Mauser-Werke unterm Schutzschirm
Das traditionsreiche Maschinenbauunternehmen zieht nach Jahren der roten Zahlen die Reißleine. Die Gewerkschaft erhebt einen schweren Vorwurf
red
05.11.2020 | 09:00
Oberndorf. Die Mauser-Werke Oberndorf Maschinenbau, kurz MWO, hat Antrag auf ein Schutzschirmverfahren gestellt, das Gericht hat Rechtsanwalt Holger Leichtle zum Sachwalter bestimmt – der war erst im Mai mit seinem Team von der Kanzlei Schultze & Braun zur Kanzlei Görg gewechselt.
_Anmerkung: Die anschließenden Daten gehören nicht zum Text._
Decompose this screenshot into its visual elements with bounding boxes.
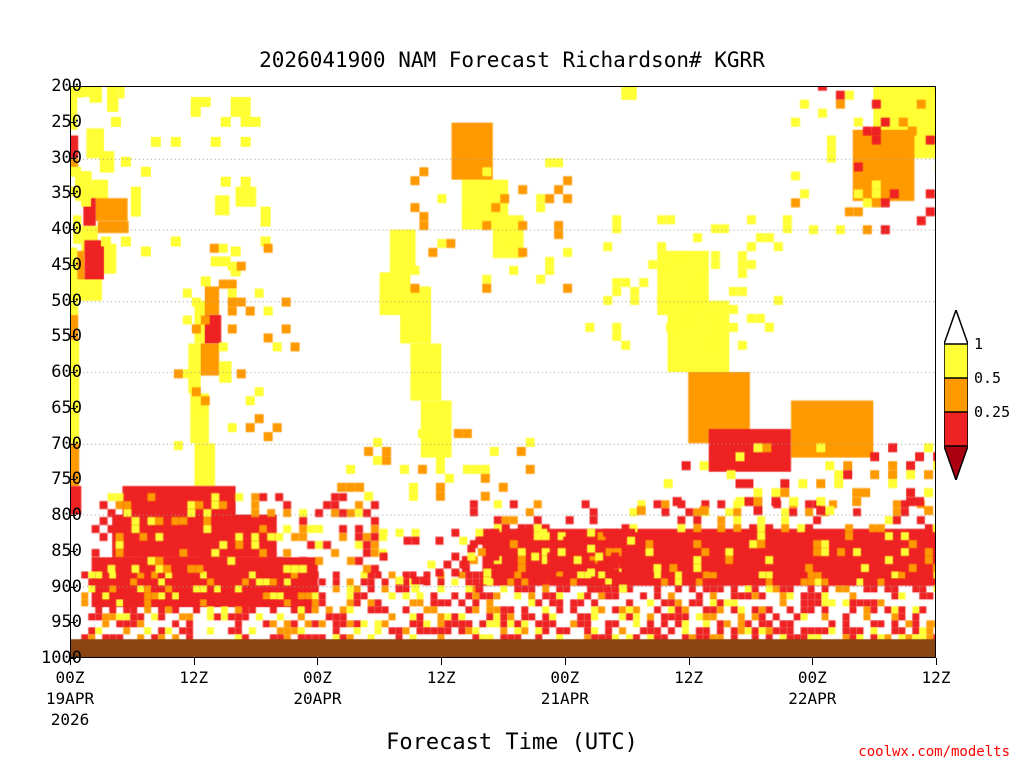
- y-tick-label: 800: [51, 505, 82, 525]
- y-tick-label: 850: [51, 541, 82, 561]
- chart-root: 2026041900 NAM Forecast Richardson# KGRR…: [0, 0, 1024, 768]
- chart-title: 2026041900 NAM Forecast Richardson# KGRR: [0, 48, 1024, 72]
- y-tick-label: 400: [51, 219, 82, 239]
- y-tick-label: 700: [51, 434, 82, 454]
- x-tick-mark: [441, 658, 442, 665]
- x-tick-mark: [194, 658, 195, 665]
- y-tick-mark: [70, 86, 76, 87]
- plot-area: [70, 86, 936, 658]
- y-tick-mark: [70, 193, 76, 194]
- y-tick-label: 200: [51, 76, 82, 96]
- y-tick-mark: [70, 587, 76, 588]
- y-tick-label: 300: [51, 148, 82, 168]
- x-tick-label: 00Z: [798, 668, 827, 687]
- x-tick-sublabel: 22APR: [788, 689, 836, 708]
- colorbar-tick-label: 0.25: [974, 403, 1010, 421]
- y-tick-mark: [70, 336, 76, 337]
- x-tick-label: 00Z: [56, 668, 85, 687]
- x-tick-label: 12Z: [922, 668, 951, 687]
- x-tick-label: 12Z: [427, 668, 456, 687]
- y-tick-mark: [70, 122, 76, 123]
- x-tick-mark: [317, 658, 318, 665]
- x-tick-sublabel: 20APR: [293, 689, 341, 708]
- y-tick-mark: [70, 408, 76, 409]
- y-tick-mark: [70, 229, 76, 230]
- y-tick-mark: [70, 301, 76, 302]
- y-tick-mark: [70, 444, 76, 445]
- x-tick-label: 12Z: [674, 668, 703, 687]
- y-tick-mark: [70, 265, 76, 266]
- colorbar-tick-label: 0.5: [974, 369, 1001, 387]
- y-tick-mark: [70, 479, 76, 480]
- y-tick-label: 250: [51, 112, 82, 132]
- colorbar-outline-icon: [944, 310, 968, 480]
- y-tick-mark: [70, 551, 76, 552]
- y-tick-mark: [70, 372, 76, 373]
- x-tick-mark: [70, 658, 71, 665]
- y-tick-mark: [70, 622, 76, 623]
- x-tick-mark: [689, 658, 690, 665]
- y-tick-label: 650: [51, 398, 82, 418]
- x-tick-label: 00Z: [303, 668, 332, 687]
- y-tick-label: 750: [51, 469, 82, 489]
- colorbar-tick-label: 1: [974, 335, 983, 353]
- y-tick-mark: [70, 158, 76, 159]
- y-tick-label: 600: [51, 362, 82, 382]
- x-tick-sublabel: 19APR: [46, 689, 94, 708]
- x-tick-mark: [565, 658, 566, 665]
- y-tick-mark: [70, 515, 76, 516]
- y-tick-label: 900: [51, 577, 82, 597]
- x-tick-mark: [812, 658, 813, 665]
- x-tick-sublabel: 21APR: [541, 689, 589, 708]
- y-tick-label: 450: [51, 255, 82, 275]
- x-tick-mark: [936, 658, 937, 665]
- y-tick-label: 350: [51, 183, 82, 203]
- y-tick-label: 500: [51, 291, 82, 311]
- gridlines-canvas: [71, 87, 935, 657]
- x-tick-year-label: 2026: [51, 710, 90, 729]
- y-tick-label: 550: [51, 326, 82, 346]
- credit-watermark: coolwx.com/modelts: [858, 744, 1010, 760]
- colorbar: [944, 310, 968, 480]
- y-tick-label: 950: [51, 612, 82, 632]
- x-tick-label: 12Z: [179, 668, 208, 687]
- x-tick-label: 00Z: [550, 668, 579, 687]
Eine Einschätzung zu MWO von Seiten der Kanzlei liegt noch nicht vor.
Dafür hat sich die IG Metall Freudenstadt geäußert: "Leider war und ist kein neues Produkt in Sicht, keine Innovation", so die Einschätzung des Zweiten Bevollmächtigten Georg Faigle. Kurzum, MWO habe den Wandel der Automobilindustrie weg vom Verbrenner hin zu alternativen Antrieben noch nicht in neue Technologien umgesetzt. Die Oberndorfer entwickeln und produzieren unter anderem Bearbeitungszentren und Handlingtechnologien, die bei der Bearbeitung von Pleulstanden zum Einsatz kommen. Zuletzt hatte man vor einigen Jahren mit der Baureihe PSMC einen "Hoffnungsträger" ins Rennen geschickt, dessen modularer Ansatz die Wende bringen sollte.
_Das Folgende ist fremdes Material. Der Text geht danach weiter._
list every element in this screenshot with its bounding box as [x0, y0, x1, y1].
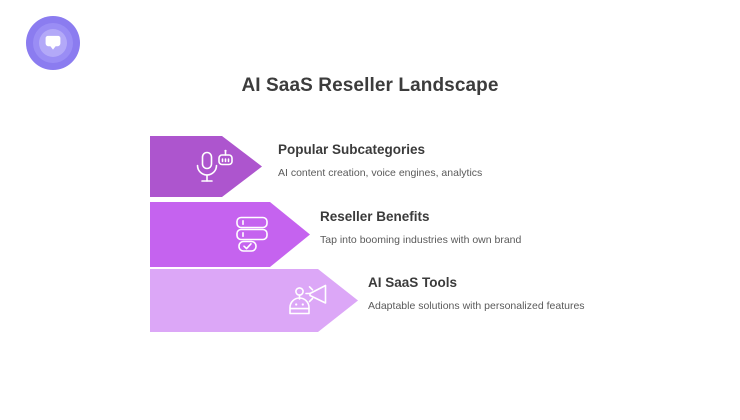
row-2-heading: Reseller Benefits [320, 209, 521, 225]
logo-ring-mid [33, 23, 73, 63]
microphone-robot-icon [193, 149, 237, 187]
row-2-subtitle: Tap into booming industries with own bra… [320, 234, 521, 247]
row-3-heading: AI SaaS Tools [368, 275, 585, 291]
checklist-stack-icon [234, 215, 274, 253]
row-2-text: Reseller Benefits Tap into booming indus… [320, 209, 521, 247]
chat-bubble-logo-icon [44, 35, 62, 51]
row-3-text: AI SaaS Tools Adaptable solutions with p… [368, 275, 585, 313]
brand-logo [26, 16, 80, 70]
row-3-subtitle: Adaptable solutions with personalized fe… [368, 300, 585, 313]
logo-ring-inner [39, 29, 67, 57]
chevron-band-2 [150, 202, 310, 272]
page-title: AI SaaS Reseller Landscape [0, 75, 740, 97]
robot-megaphone-icon [288, 283, 334, 323]
row-1-text: Popular Subcategories AI content creatio… [278, 142, 482, 180]
row-1-heading: Popular Subcategories [278, 142, 482, 158]
row-1-subtitle: AI content creation, voice engines, anal… [278, 167, 482, 180]
slide-canvas: AI SaaS Reseller Landscape [0, 0, 740, 420]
Beim Blick in die veröffentlichen Zahlen lässt sich der Einwurf der Gewerkschaft durchaus nachvollziehen. Im Geschäftsjahr 2018/2019 sind Auftragseingang und -bestand jeweils kräftig abgeschmolzen – allerdings nach einem sprunghaften Anstieg im Geschäftsjahr 2017/2018. Dafür steht seit Jahren unterm Strich ein Minus. Dabei lässt die Begründung aufmerken: Man habe "Aufträge nicht plangemäß abgearbeitet", räumt die Geschäftsführung ohne größere Begründung im Bericht ein. Und für das Geschäftsjahr 2019/2020 rechneten die MWO-Verantwortlichen mit einem um ein Drittel rückläufigen Umsatz – das Ergebnis dürfte intern entsprechend prognostiziert worden sein.
Schon damals kündigte man an, ein Restrukturierungskonzept auszuarbeiten und wollte im Geschäftsjahr 2021/2022 zurück in die Gewinnzone. Mitte des laufenden Jahres folgte dann die Ankündigung, im Rahmen von Strukturanpassungen mehr als 60 der 138 Mitarbeiter abbauen zu wollen – wobei zu dem Zeitpunkt bereits gut 20 Personen das Unternehmen verlassen hatten. Denn: In den Vorjahren lag die Zahl der Mitarbeiter recht konstant bei 159 Mitarbeitern. Ein Sozialplan war laut Gewerkschaft bis zum Zeitpunkt der Antragstellung noch nicht aufgestellt worden, dafür hatten weitere mindestens zehn Mitarbeiter MWO verlassen.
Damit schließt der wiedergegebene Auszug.